São os trabalhadores que constroem a sociedade todos os dias, que produzem, cuidam, ensinam, transportam, alimentam. No entanto, quantas vezes são eles os que menos beneficiam do seu próprio esforço? Um país só pode ser verdadeiramente livre quando valoriza quem o faz existir. Esse futuro, justo e comum, não há-de chegar por milagre ou decreto, mas pelo gesto persistente de quem, todos os dias, constrói o mundo com as próprias mãos e não desiste de o reclamar como seu.

Esse futuro, em que não há pobreza (uma verdadeira escassez organizada) nem injustiças que alimentem a desconfiança e a violência entre pessoas da mesma classe por terem origens diferentes, só será possível se vivermos o presente de outra forma.
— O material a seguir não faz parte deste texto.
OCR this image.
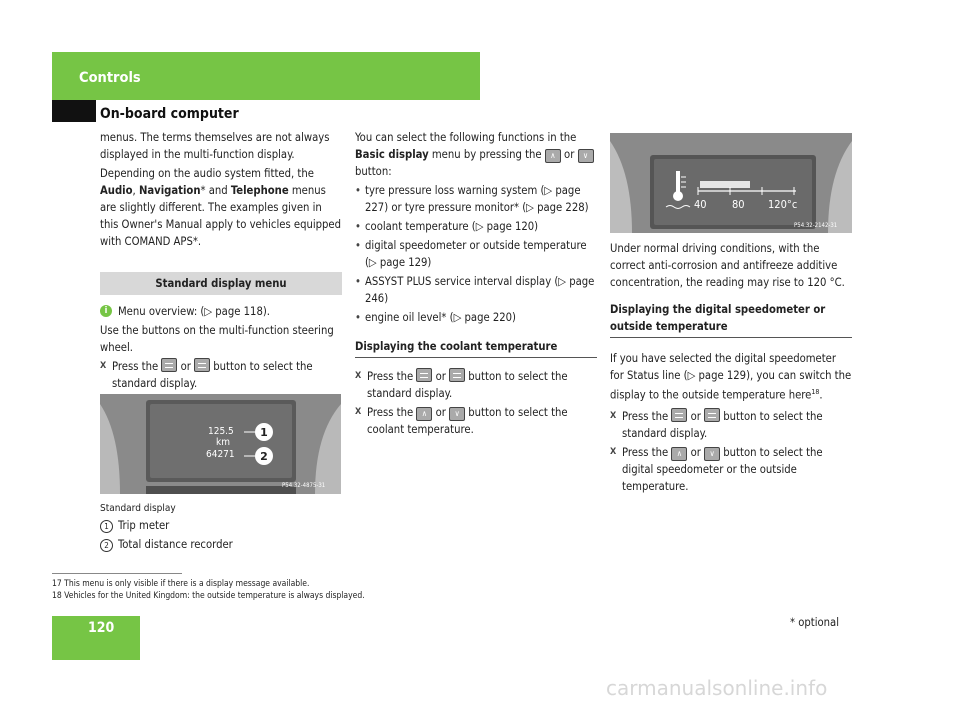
Controls
On-board computer

menus. The terms themselves are not always displayed in the multi-function display.

Depending on the audio system fitted, the Audio, Navigation* and Telephone menus are slightly different. The examples given in this Owner's Manual apply to vehicles equipped with COMAND APS*.

Standard display menu

i Menu overview: (▷ page 118).

Use the buttons on the multi-function steering wheel.

X Press the or button to select the standard display.
1
2
125.5
km
64271
P54.32-4875-31
Standard display
1 Trip meter
2 Total distance recorder

You can select the following functions in the Basic display menu by pressing the ∧ or ∨ button:

• tyre pressure loss warning system (▷ page 227) or tyre pressure monitor* (▷ page 228)

• coolant temperature (▷ page 120)

• digital speedometer or outside temperature (▷ page 129)

• ASSYST PLUS service interval display (▷ page 246)

• engine oil level* (▷ page 220)

Displaying the coolant temperature
X Press the or button to select the standard display.
X Press the ∧ or ∨ button to select the coolant temperature.
40 80 120°c
P54.32-2142-31

Under normal driving conditions, with the correct anti-corrosion and antifreeze additive concentration, the reading may rise to 120 °C.

Displaying the digital speedometer or outside temperature

If you have selected the digital speedometer for Status line (▷ page 129), you can switch the display to the outside temperature here$^{18}$.

X Press the or button to select the standard display.
X Press the ∧ or ∨ button to select the digital speedometer or the outside temperature.
17 This menu is only visible if there is a display message available.
18 Vehicles for the United Kingdom: the outside temperature is always displayed.
120	* optional
carmanualsonline.info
Precisamos de recuperar a ideia de militância, não como sacrifício, como se lutar por uma vida melhor fosse perder a vida que temos, mas como fonte de alegria e sentido. A alegria de estarmos com os outros, de pensarmos o que nos rodeia e de intervirmos; o contentamento de sabermos que, mesmo diante das maiores dificuldades, não desistimos de lutar, nem aceitamos outra forma de lidar com elas.

«Esse futuro, em que não há pobreza (uma verdadeira escassez organizada) nem injustiças que alimentem a desconfiança e a violência entre pessoas da mesma classe por terem origens diferentes, só será possível se vivermos o presente de outra forma.»
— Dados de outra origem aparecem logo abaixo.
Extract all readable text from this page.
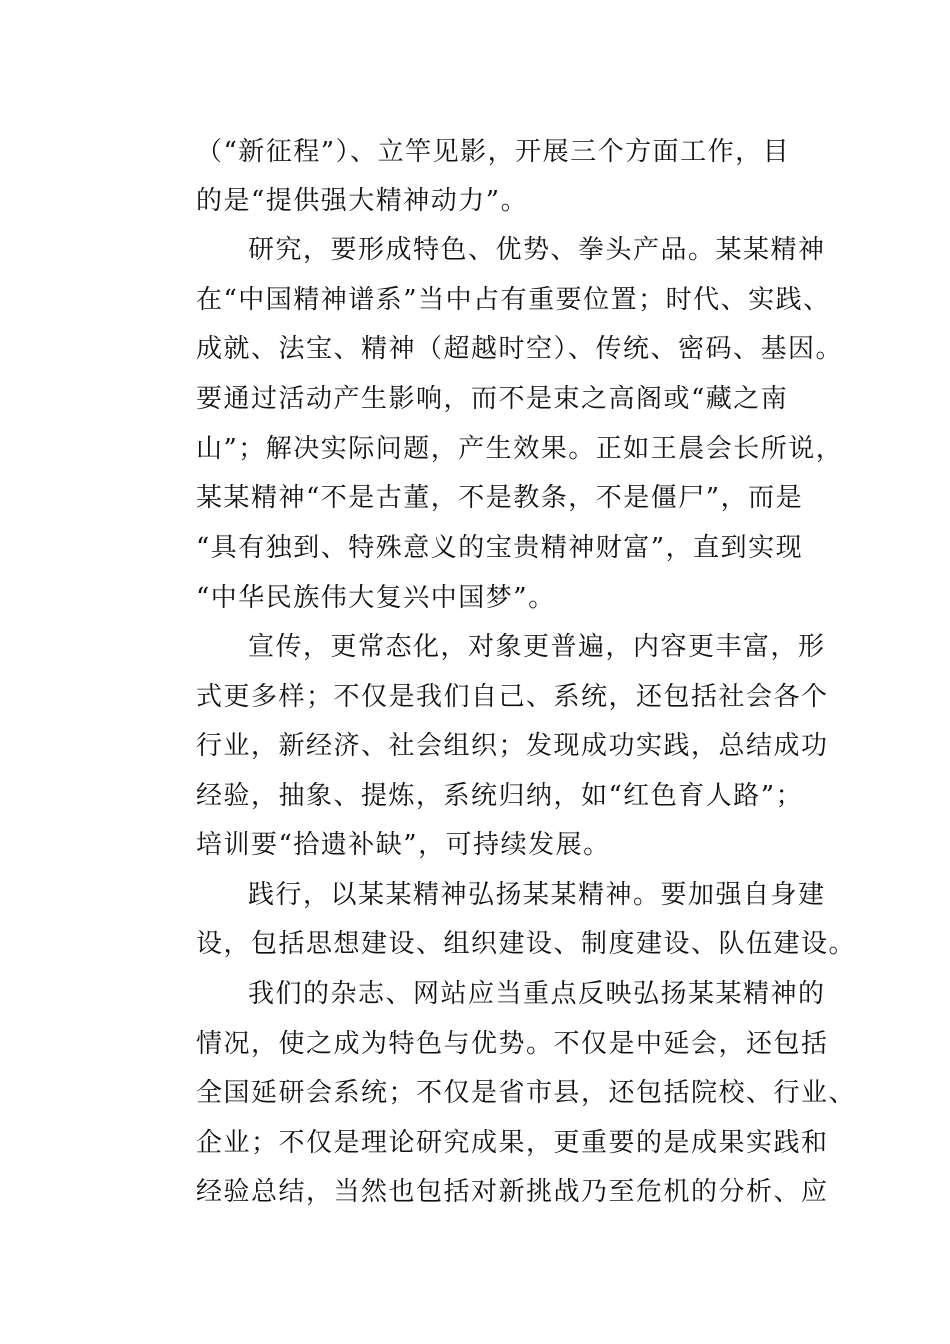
（“新征程”）、立竿见影，开展三个方面工作，目
的是“提供强大精神动力”。
研究，要形成特色、优势、拳头产品。某某精神
在“中国精神谱系”当中占有重要位置；时代、实践、
成就、法宝、精神（超越时空）、传统、密码、基因。
要通过活动产生影响，而不是束之高阁或“藏之南
山”；解决实际问题，产生效果。正如王晨会长所说，
某某精神“不是古董，不是教条，不是僵尸”，而是
“具有独到、特殊意义的宝贵精神财富”，直到实现
“中华民族伟大复兴中国梦”。
宣传，更常态化，对象更普遍，内容更丰富，形
式更多样；不仅是我们自己、系统，还包括社会各个
行业，新经济、社会组织；发现成功实践，总结成功
经验，抽象、提炼，系统归纳，如“红色育人路”；
培训要“拾遗补缺”，可持续发展。
践行，以某某精神弘扬某某精神。要加强自身建
设，包括思想建设、组织建设、制度建设、队伍建设。
我们的杂志、网站应当重点反映弘扬某某精神的
情况，使之成为特色与优势。不仅是中延会，还包括
全国延研会系统；不仅是省市县，还包括院校、行业、
企业；不仅是理论研究成果，更重要的是成果实践和
经验总结，当然也包括对新挑战乃至危机的分析、应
A série norte-americana Andor lembra-nos que a liberdade é uma ideia pura, um pensamento espontâneo e involuntário. A opressão, pelo contrário, é uma máquina gigantesca, sempre imperfeita, um empreendimento colossal, cheio de leis, decretos, vigilâncias e castigos, que nunca consegue destruir por completo o pensamento livre. E é precisamente esse pensamento que precisamos de resgatar – a capacidade de imaginar um futuro diferente e de o tornar real.

Não podemos ser livres quando não recebemos um salário justo em troca do nosso trabalho, quando não temos direito a uma casa, quando somos obrigados a aceitar as imposições dos grandes grupos económicos (até mesmo da indústria da guerra), que ditam o rumo dos nossos países.
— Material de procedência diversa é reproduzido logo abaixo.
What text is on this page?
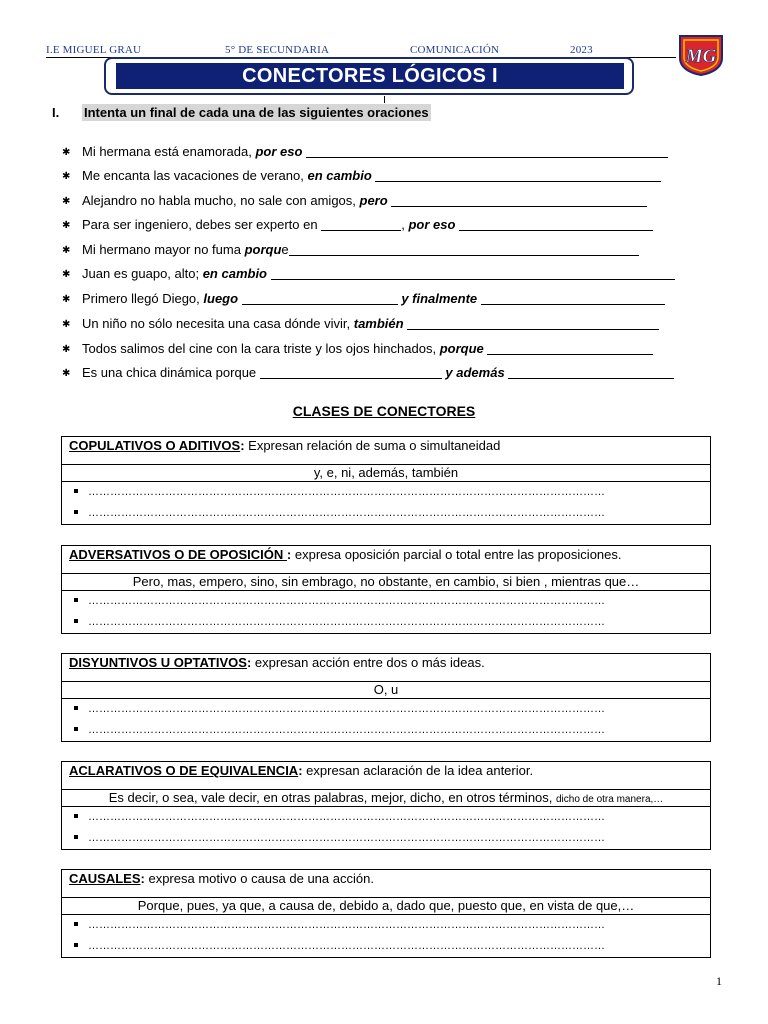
I.E MIGUEL GRAU	5° DE SECUNDARIA	COMUNICACIÓN	2023	MG
CONECTORES LÓGICOS I
I. Intenta un final de cada una de las siguientes oraciones
✱ Mi hermana está enamorada, por eso
✱ Me encanta las vacaciones de verano, en cambio
✱ Alejandro no habla mucho, no sale con amigos, pero
✱ Para ser ingeniero, debes ser experto en	, por eso
✱ Mi hermano mayor no fuma porque
✱ Juan es guapo, alto; en cambio
✱ Primero llegó Diego, luego	y finalmente
✱ Un niño no sólo necesita una casa dónde vivir, también
✱ Todos salimos del cine con la cara triste y los ojos hinchados, porque
✱ Es una chica dinámica porque	y además
CLASES DE CONECTORES
COPULATIVOS O ADITIVOS: Expresan relación de suma o simultaneidad
y, e, ni, además, también
……………………………………………………………………………………………………………………………
……………………………………………………………………………………………………………………………
ADVERSATIVOS O DE OPOSICIÓN : expresa oposición parcial o total entre las proposiciones.
Pero, mas, empero, sino, sin embrago, no obstante, en cambio, si bien , mientras que…
……………………………………………………………………………………………………………………………
……………………………………………………………………………………………………………………………
DISYUNTIVOS U OPTATIVOS: expresan acción entre dos o más ideas.
O, u
……………………………………………………………………………………………………………………………
……………………………………………………………………………………………………………………………
ACLARATIVOS O DE EQUIVALENCIA: expresan aclaración de la idea anterior.
Es decir, o sea, vale decir, en otras palabras, mejor, dicho, en otros términos, dicho de otra manera,…
……………………………………………………………………………………………………………………………
……………………………………………………………………………………………………………………………
CAUSALES: expresa motivo o causa de una acción.
Porque, pues, ya que, a causa de, debido a, dado que, puesto que, en vista de que,…
……………………………………………………………………………………………………………………………
……………………………………………………………………………………………………………………………
1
Resgatar a ideia de futuro é recuperar a capacidade de imaginar o que ainda não existe, resgatar uma esperança activa, organizada e criativa, aquela que não fica à espera, que vai falar com os vizinhos para resolver problemas dos bairros, que vai falar com os colegas para travar as novas leis que foram desenhadas pelos patrões para nos explorar com cada vez mais eficácia. O futuro partilhado só chegará se formos capazes de organizar agora a sua construção. Façamos o telefonema, marquemos o encontro, não faltemos à chamada.